Show me Your glory, I pray.
Exodus 33:18

READ

The people came up out of the Jordan on the tenth day of the first month, and they camped in Gilgal on the eastern border of Jericho. Those twelve stones, which they had taken out of the Jordan, Joshua set up in Gilgal, saying to the Israelites, “When your children ask their parents in time to come, ‘What do these stones mean?’ then you shall let your children know, “Israel crossed over the Jordan here on dry ground”… While the Israelites were encamped in Gilgal they kept the Passover in the evening of the fourteenth day of the month in the plains of Jericho.
Joshua 4:19-22, 5:10

Mark this day on your calendar! A new day in history has been turned. Note the exactness of today’s scripture: “The people came up out of the Jordan on the tenth day of the first month.” That’s right, it happens on the “tenth day of the first month.” This means that this is exactly 40 years to the day since the Exodus began. It was on the “tenth day of the first month” God commanded Israelites living in Egypt to obtain a lamb for the Passover (Exodus 12:2-3), and take four days to determine that it was a lamb “without blemish” (Exodus 12:5). Then on “the fourteenth day of the month” they were to slay the lamb, paint its blood on the doorposts and lintels of their homes, and eat the Passover Lamb.

It is fitting, then, on the Israelites’ very first day in the Promised Land, “the tenth day of the month”, that they prepare to celebrate Passover. Four days later, their journey is complete! For, on “the day after the Passover, on that very day, they ate the produce of the land…The manna ceased on the day they ate the produce of the land” (Joshua 5:11-12). This marks for them a new beginning, the beginning of life in the Promised Land! God has kept His promise: “I will bring you into the land that I swore to give to Abraham, Isaac, and Jacob; I will give it to you for a possession. I am the LORD” (Exodus 6:8).

It is doubly fitting that the Israelites begin their new lives at what Scripture calls “Gilgal”. Place names are important in the Biblical narrative and important here at their new beginning: “Gilgal” means “disgrace has been rolled away.” This is seen in Joshua 5:9 where the Lord tells the Israelites: “’Today I have rolled away from you the disgrace of Egypt.’ And so that place is called Gilgal to this day.” For us today this means that God has rolled away all our disgrace and brought us into new life!

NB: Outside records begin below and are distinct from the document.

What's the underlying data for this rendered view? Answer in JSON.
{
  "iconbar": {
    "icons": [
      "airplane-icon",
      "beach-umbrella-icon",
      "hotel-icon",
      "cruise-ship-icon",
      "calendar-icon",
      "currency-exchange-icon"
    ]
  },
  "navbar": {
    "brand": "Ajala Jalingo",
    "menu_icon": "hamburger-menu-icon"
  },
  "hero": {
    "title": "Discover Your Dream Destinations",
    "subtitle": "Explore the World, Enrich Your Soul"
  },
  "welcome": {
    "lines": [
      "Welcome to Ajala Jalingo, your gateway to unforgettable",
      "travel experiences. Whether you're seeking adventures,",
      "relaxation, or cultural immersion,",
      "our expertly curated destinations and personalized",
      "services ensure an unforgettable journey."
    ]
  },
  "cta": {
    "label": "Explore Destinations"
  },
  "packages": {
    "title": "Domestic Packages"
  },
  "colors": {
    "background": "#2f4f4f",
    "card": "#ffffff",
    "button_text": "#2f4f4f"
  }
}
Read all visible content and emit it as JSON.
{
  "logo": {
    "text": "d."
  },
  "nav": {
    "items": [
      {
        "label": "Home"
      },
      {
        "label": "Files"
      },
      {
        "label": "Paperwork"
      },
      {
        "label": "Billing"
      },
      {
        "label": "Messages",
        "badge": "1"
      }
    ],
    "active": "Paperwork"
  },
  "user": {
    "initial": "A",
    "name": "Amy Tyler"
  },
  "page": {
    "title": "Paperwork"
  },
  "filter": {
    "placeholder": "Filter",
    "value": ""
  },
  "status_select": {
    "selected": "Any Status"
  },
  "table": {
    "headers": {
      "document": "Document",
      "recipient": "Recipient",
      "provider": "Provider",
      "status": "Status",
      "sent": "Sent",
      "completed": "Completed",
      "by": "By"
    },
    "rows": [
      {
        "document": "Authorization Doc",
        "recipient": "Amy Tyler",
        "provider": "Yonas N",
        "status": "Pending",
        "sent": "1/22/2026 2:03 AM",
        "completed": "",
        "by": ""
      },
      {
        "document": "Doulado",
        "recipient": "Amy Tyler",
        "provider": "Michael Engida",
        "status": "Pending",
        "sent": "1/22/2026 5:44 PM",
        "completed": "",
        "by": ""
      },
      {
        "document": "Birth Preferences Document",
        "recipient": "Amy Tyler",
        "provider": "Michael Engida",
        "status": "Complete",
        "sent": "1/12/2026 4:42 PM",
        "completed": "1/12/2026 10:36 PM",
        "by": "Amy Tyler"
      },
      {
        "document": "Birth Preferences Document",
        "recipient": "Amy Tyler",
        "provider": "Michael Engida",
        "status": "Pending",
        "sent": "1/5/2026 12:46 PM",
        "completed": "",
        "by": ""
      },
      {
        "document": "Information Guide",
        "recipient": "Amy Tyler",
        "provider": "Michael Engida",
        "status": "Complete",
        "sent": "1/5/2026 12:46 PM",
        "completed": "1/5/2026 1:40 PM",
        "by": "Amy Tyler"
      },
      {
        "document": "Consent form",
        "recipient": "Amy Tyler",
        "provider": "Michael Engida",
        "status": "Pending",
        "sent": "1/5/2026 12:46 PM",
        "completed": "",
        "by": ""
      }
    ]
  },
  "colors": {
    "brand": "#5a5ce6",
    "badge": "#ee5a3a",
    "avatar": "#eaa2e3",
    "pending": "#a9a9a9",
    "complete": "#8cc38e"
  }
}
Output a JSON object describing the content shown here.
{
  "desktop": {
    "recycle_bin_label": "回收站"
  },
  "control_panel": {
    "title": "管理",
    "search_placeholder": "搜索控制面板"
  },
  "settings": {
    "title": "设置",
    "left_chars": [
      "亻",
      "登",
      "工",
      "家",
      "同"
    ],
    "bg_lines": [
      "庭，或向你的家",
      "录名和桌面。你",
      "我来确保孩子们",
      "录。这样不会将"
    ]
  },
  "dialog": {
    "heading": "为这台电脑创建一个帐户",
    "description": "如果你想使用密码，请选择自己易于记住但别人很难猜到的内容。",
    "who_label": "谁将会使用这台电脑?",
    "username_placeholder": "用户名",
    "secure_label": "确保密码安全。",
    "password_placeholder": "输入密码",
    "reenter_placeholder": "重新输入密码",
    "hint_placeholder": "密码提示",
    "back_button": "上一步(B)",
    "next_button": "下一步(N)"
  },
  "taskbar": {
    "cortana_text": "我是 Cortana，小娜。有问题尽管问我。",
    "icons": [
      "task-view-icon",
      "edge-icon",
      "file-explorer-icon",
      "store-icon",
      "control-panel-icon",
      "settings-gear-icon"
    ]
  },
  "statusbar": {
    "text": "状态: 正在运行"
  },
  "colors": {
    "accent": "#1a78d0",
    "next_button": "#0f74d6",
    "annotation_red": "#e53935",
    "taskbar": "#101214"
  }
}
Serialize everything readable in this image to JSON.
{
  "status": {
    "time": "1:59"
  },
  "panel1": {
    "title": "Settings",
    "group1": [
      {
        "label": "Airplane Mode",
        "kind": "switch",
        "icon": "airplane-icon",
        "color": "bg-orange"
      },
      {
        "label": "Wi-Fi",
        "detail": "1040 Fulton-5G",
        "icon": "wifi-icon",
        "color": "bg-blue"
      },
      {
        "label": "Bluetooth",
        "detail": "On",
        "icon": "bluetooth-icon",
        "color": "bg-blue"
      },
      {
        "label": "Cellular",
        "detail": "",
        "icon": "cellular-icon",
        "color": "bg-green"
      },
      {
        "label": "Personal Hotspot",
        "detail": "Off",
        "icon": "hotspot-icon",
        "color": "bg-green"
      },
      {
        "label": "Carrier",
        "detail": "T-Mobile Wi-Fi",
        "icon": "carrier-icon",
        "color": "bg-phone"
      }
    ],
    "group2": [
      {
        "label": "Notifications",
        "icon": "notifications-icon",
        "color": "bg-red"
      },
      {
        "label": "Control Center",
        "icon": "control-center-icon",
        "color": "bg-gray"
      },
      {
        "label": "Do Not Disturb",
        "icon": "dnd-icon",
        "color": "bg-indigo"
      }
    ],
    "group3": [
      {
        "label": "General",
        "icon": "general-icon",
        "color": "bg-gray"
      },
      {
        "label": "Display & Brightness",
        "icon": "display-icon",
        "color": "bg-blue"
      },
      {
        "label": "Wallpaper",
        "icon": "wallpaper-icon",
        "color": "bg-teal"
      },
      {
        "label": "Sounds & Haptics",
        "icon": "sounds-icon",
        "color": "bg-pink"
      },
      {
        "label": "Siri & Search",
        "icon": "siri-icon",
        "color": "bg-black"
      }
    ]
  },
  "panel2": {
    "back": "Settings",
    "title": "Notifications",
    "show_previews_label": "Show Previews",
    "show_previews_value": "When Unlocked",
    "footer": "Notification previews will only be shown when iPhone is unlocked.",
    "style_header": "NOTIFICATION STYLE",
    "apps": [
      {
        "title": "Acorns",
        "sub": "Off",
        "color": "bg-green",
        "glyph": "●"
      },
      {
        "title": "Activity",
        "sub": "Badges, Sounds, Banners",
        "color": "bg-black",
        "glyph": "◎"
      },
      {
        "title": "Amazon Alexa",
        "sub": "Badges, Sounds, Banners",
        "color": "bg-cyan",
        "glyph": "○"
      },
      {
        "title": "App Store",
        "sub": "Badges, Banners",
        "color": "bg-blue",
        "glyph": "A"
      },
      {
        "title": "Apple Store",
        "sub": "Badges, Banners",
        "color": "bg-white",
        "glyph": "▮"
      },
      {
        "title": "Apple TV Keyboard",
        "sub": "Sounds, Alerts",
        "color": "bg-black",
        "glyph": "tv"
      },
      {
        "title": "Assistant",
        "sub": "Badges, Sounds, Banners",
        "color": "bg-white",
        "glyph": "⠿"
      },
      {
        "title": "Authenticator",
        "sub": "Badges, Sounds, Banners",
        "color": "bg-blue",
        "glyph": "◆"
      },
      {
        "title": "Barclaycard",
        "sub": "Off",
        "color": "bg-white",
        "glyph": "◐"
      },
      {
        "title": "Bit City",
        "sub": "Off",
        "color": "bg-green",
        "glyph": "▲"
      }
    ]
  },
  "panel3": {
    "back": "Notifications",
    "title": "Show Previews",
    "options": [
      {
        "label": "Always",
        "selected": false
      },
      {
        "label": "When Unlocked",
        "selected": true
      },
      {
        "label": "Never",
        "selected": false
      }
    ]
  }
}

Notice that the Exodus story begins and ends with the sacrifice of the Passover Lamb. It is on the tenth day of the first month that the Exodus began with preparation for Passover in Egypt, and on the tenth day of the first month that the Exodus ends with preparation for Passover in the Promised Land. 

So too, our Exodus stories begin and end with our Passover Lamb, Jesus Christ! The apostle Paul writes: “For our Passover lamb, Christ, has been sacrificed” (I Corinthians 5:7). Jesus is the author and finisher of our faith, the beginning and ending of all our stories (Hebrews 12:2). We keep our eyes on Him as He leads the way!  

REFLECT

  • What does “Gilgal” mean to you: (“Today I have rolled away from you the disgrace of your past”)?
  • What does it mean for you that Christ is your Passover Lamb?